CR3 News Magazine 2021 VOL 2: FEBRUARY - BLACK & WOMEN HISTORY MONTH | Page 51

Diné grassroots sow precedent in clean energy history

By Talli Nauman, originally published by  Esperanza Project

December 1, 2020

KYKOTSMOVI VILLAGE, Arizona – Some 30 years ago, when Navajo Nation member Nicole Horseherder returned to her Native land after college, her hopes of building a home like her grandmother’s near here were dampened because wells had dried up with massive coal strip mining and power plant development that drained the underground water tables while polluting Diné and Hopi communities.

Horseherder found herself shifting in the saddle. Instead of teaching school as planned, she began campaigning for restoration of clean water, land, and air in this Navajo-Hopi ancestral indigenous territory, which is known as the Four Corners area because the boundaries of Arizona, Utah, Colorado and New Mexico states meet here.

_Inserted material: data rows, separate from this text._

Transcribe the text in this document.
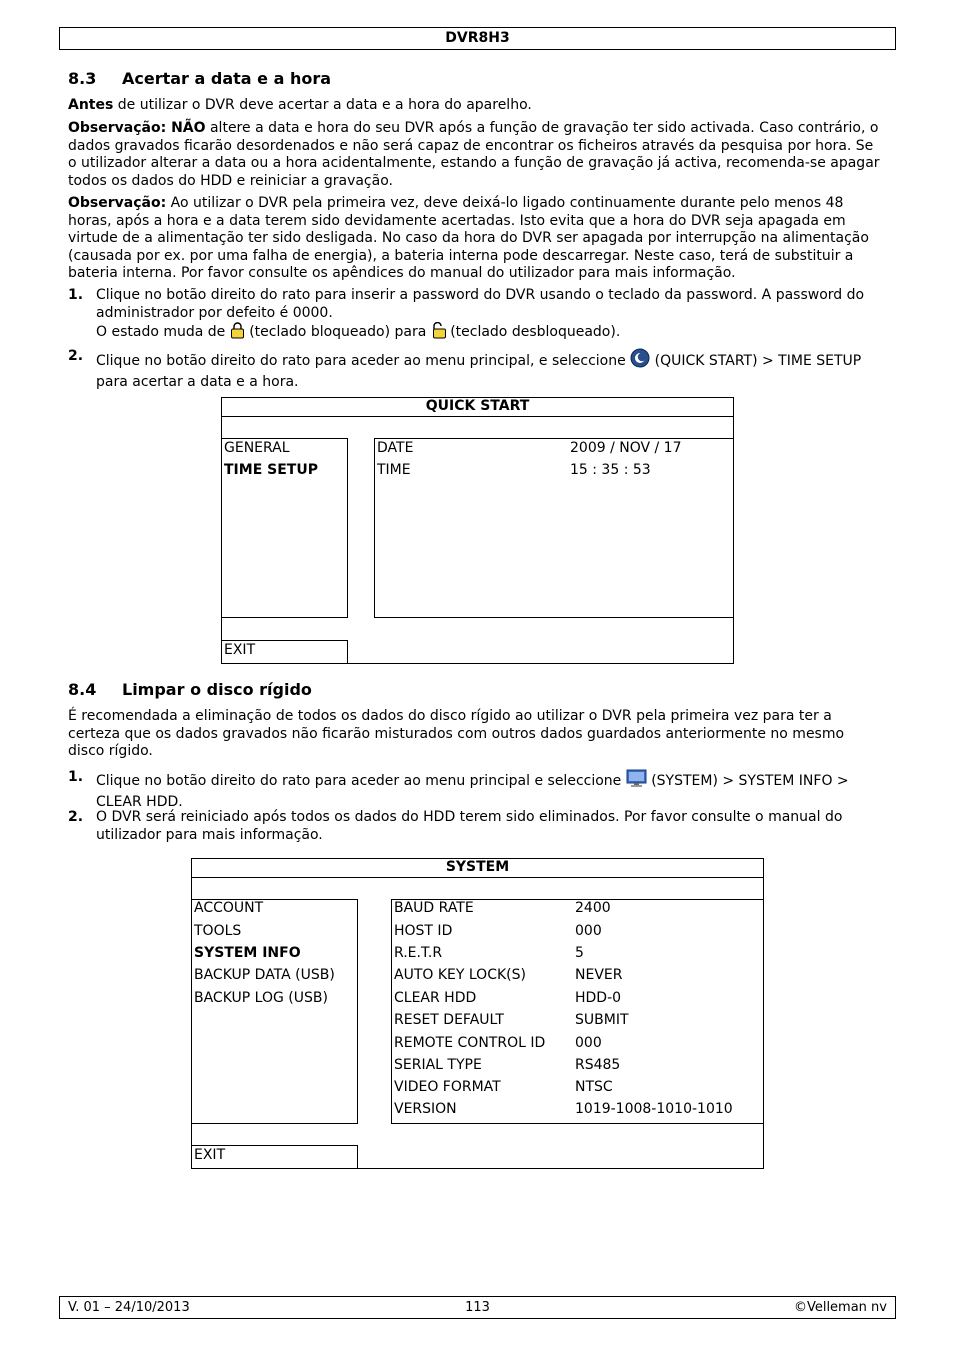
DVR8H3
8.3 Acertar a data e a hora
Antes de utilizar o DVR deve acertar a data e a hora do aparelho.
Observação: NÃO altere a data e hora do seu DVR após a função de gravação ter sido activada. Caso contrário, o dados gravados ficarão desordenados e não será capaz de encontrar os ficheiros através da pesquisa por hora. Se o utilizador alterar a data ou a hora acidentalmente, estando a função de gravação já activa, recomenda-se apagar todos os dados do HDD e reiniciar a gravação.
Observação: Ao utilizar o DVR pela primeira vez, deve deixá-lo ligado continuamente durante pelo menos 48 horas, após a hora e a data terem sido devidamente acertadas. Isto evita que a hora do DVR seja apagada em virtude de a alimentação ter sido desligada. No caso da hora do DVR ser apagada por interrupção na alimentação (causada por ex. por uma falha de energia), a bateria interna pode descarregar. Neste caso, terá de substituir a bateria interna. Por favor consulte os apêndices do manual do utilizador para mais informação.
1. Clique no botão direito do rato para inserir a password do DVR usando o teclado da password. A password do administrador por defeito é 0000.
O estado muda de (teclado bloqueado) para (teclado desbloqueado).
2. Clique no botão direito do rato para aceder ao menu principal, e seleccione (QUICK START) > TIME SETUP para acertar a data e a hora.
QUICK START
GENERAL
TIME SETUP
DATE	2009 / NOV / 17
TIME	15 : 35 : 53
EXIT
8.4 Limpar o disco rígido
É recomendada a eliminação de todos os dados do disco rígido ao utilizar o DVR pela primeira vez para ter a certeza que os dados gravados não ficarão misturados com outros dados guardados anteriormente no mesmo disco rígido.
1. Clique no botão direito do rato para aceder ao menu principal e seleccione (SYSTEM) > SYSTEM INFO > CLEAR HDD.
2. O DVR será reiniciado após todos os dados do HDD terem sido eliminados. Por favor consulte o manual do utilizador para mais informação.
SYSTEM
ACCOUNT
TOOLS
SYSTEM INFO
BACKUP DATA (USB)
BACKUP LOG (USB)
BAUD RATE	2400
HOST ID	000
R.E.T.R	5
AUTO KEY LOCK(S)	NEVER
CLEAR HDD	HDD-0
RESET DEFAULT	SUBMIT
REMOTE CONTROL ID 000
SERIAL TYPE	RS485
VIDEO FORMAT	NTSC
VERSION	1019-1008-1010-1010
EXIT
V. 01 – 24/10/2013	113	©Velleman nv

Having founded the non-profit Tó Nizhóní Ání (Beautiful Water Speaks) in 2001 for that purpose, Horseherder was glad to receive the news of Arizona Public Service Company’s proposed Just and Equitable Transition assistance package to the Navajo Nation.

She responded to the utility giant’s announcement with a written statement from her organization, which claims Kykotsmovi as its mailing address.